Saturday, September 22, 2018

Understanding the SOLID principles


Last week we listened to a podcast where Bob Martin was interviewed about software craftsmanship and techniques to make coding better. He also developed 5 principles he recommends to enhance object oriented programming, which are the following:

  • Single Responsibility Principle: This is that the class we are working with, needs to be useful for one thing and one thing only. In a previous text, we learned that we could use compositions to avoid making several things on one class. The theory is easier to grasp than the practice. In practice, you must rely on experience and common sense. Not following this practice may end up in a developer really frustrated trying to understand what the class is doing.
  • Open/Closed Principle: Any class should be open for extension but closed for modification. For that we probably need the skills Bob mentions on the past article, so we gain experience with making code difficult to break, and at the same time, be accessible, easy to understand and introduce new functions and features. The principle means that when adding new behavior you should leave base classes alone and instead create new, inheriting classes
  • Liskov Substitution Principle: This principle is in charge of  keeping the happy working relationship between classes and functions alive and well, when one class inherits from other.
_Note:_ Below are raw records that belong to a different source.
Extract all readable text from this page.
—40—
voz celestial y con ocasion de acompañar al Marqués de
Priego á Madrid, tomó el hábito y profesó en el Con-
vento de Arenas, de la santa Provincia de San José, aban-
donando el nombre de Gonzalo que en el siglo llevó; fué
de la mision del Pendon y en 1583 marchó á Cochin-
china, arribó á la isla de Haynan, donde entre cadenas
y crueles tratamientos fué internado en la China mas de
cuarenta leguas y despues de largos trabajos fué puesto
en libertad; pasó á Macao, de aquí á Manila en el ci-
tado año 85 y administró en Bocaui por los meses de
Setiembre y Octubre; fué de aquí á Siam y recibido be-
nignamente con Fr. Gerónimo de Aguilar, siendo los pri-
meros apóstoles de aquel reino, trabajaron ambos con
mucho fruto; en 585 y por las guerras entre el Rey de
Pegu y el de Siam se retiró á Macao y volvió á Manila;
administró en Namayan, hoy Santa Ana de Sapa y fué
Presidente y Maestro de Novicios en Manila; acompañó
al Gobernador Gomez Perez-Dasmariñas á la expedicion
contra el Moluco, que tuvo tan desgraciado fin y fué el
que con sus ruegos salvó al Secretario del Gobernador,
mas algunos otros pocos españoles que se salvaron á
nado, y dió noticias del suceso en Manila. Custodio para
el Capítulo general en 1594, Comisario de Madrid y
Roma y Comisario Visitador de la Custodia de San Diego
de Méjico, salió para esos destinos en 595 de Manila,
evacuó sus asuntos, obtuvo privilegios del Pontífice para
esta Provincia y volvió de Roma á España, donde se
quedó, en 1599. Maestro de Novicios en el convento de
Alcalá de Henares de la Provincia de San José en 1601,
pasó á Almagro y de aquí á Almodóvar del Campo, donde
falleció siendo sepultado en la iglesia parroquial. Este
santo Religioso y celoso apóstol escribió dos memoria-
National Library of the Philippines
Experience tells us that changing the behavior of a class in many cases leads to problems elsewhere in a code base. It is another example of how you should strive to minimize dependencies of all kinds in the interest of writing robust and maintainable software.
  • Interface Segregation Principle: Avoid writing huge interfaces that give classes a lot responsibilities they don’t need or want. The developer needs to have the ability to instead create a collection of smaller, discrete interfaces, partitioning interface members according to what they concern.
  • Dependency Inversion Principle: This principle means is that instead of writing code that refers to actual classes, the developer should instead write code that refers to interfaces or perhaps abstract classes.